St. Luke's pastor, the Rev. Derek Bastian, tempered his joy with a dose of reality: Obama is assuming his job while thousands are losing their homes and jobs and the U.S. is at war.
"I think he has a monumental task; the weight of the world is on his shoulder," Bastian said. "I don't know if he or any other human can deliver, but it sounds like he's asking us to help do the heavy lifting."
In Cairo, a small, struggling community in deep southern Illinois along the Ohio River, city clerk Lorrie Hesselrode said Obama's words acknowledging the nation's economic struggles and the need for sacrifice hit home.
Julie Treumann of Chicago worried people are placing unrealistic expectations on Obama. The corporate attorney watched the inauguration with 10 others, including her 4-month-old daughter, Ingrid, at a Chicago condominium.
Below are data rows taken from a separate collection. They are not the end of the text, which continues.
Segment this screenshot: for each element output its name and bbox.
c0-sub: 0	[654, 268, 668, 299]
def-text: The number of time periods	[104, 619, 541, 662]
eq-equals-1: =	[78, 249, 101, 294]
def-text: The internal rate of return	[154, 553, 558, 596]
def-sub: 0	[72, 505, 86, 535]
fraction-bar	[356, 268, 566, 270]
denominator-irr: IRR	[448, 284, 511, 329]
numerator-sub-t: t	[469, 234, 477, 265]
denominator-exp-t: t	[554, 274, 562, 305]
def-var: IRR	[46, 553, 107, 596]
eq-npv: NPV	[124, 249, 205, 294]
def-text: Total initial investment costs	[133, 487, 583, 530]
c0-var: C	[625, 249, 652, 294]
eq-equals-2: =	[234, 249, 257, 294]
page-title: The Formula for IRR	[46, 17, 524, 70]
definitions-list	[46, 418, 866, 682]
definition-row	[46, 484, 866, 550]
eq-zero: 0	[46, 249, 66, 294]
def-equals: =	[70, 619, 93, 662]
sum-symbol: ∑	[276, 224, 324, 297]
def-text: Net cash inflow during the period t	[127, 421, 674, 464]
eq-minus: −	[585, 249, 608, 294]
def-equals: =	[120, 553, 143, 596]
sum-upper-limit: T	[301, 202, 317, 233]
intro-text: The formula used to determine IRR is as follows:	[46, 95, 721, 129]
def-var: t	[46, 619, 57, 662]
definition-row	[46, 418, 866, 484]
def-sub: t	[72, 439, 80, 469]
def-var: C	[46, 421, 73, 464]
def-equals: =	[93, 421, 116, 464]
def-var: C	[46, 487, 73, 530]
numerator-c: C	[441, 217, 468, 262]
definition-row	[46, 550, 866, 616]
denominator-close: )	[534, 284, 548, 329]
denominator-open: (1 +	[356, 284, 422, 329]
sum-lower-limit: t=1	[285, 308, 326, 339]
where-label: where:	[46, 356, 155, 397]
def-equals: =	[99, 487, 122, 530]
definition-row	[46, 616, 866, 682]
"He's just a man," she said. "He's just a president. No one can live up to what they've put on him. Even when the crowd started chanting O-bam-a, he was taking the oath of office and he's still the rock star. That's the worry. How can he live up to this? He's going to do a great job, but he's mortal, too."
Nothing could dampen the enthusiasm at the Abraham Lincoln Presidential Museum and Library in Springfield, where about 85 employees, volunteers and guests watched the inauguration on a projection screen. Obama announced his candidacy for president in February 2007 at the Old State Capitol just across the street.
"If we couldn't be in Washington, what more fitting place to be than Springfield where it all began," said Greg Tullis, 49, who drove 125 miles from Streator to watch the inauguration.
Watching a large projection screen, the group chanted "yes we can" and rose to their feet when Obama took the stage.
"I've been so hungry for a president like John F. Kennedy, said Jason Kueper, 22, of Normal. "Barack speaks to my generation the way JFK spoke to my dad's."
In Urbana, Samarth Bhaskar watched the ceremony at the Asian American Cultural Center at the University of Illinois -- just four months after he and his parents took the oath to become American citizens.
Noting Obama's childhood years in Indonesia and his foreign-born father, the 20-year-old college junior said he was watching a real American success story.
"It really just gives you hope to crack that ceiling," said Bhaskar, who was born in India.
At the University of Illinois at Springfield, psychology student Candace Thembeka said she was proud of Obama not because he is the first black president, "but because of what he stands for. He wants the nation to be united, not separated."
That, as much as anything, is what Obama represents, many said.
Back at another crowded restaurant in Chicago's Hyde Park, electrician Reginald Hopkins, 39, remembered when he was a boy and a group of white teens in a truck rode by him, throwing watermelon and spewing racial slurs.
"To come from that point," he said, looking at his 11- and 4-year-old daughters, "and now you say to them, you can do anything if you try."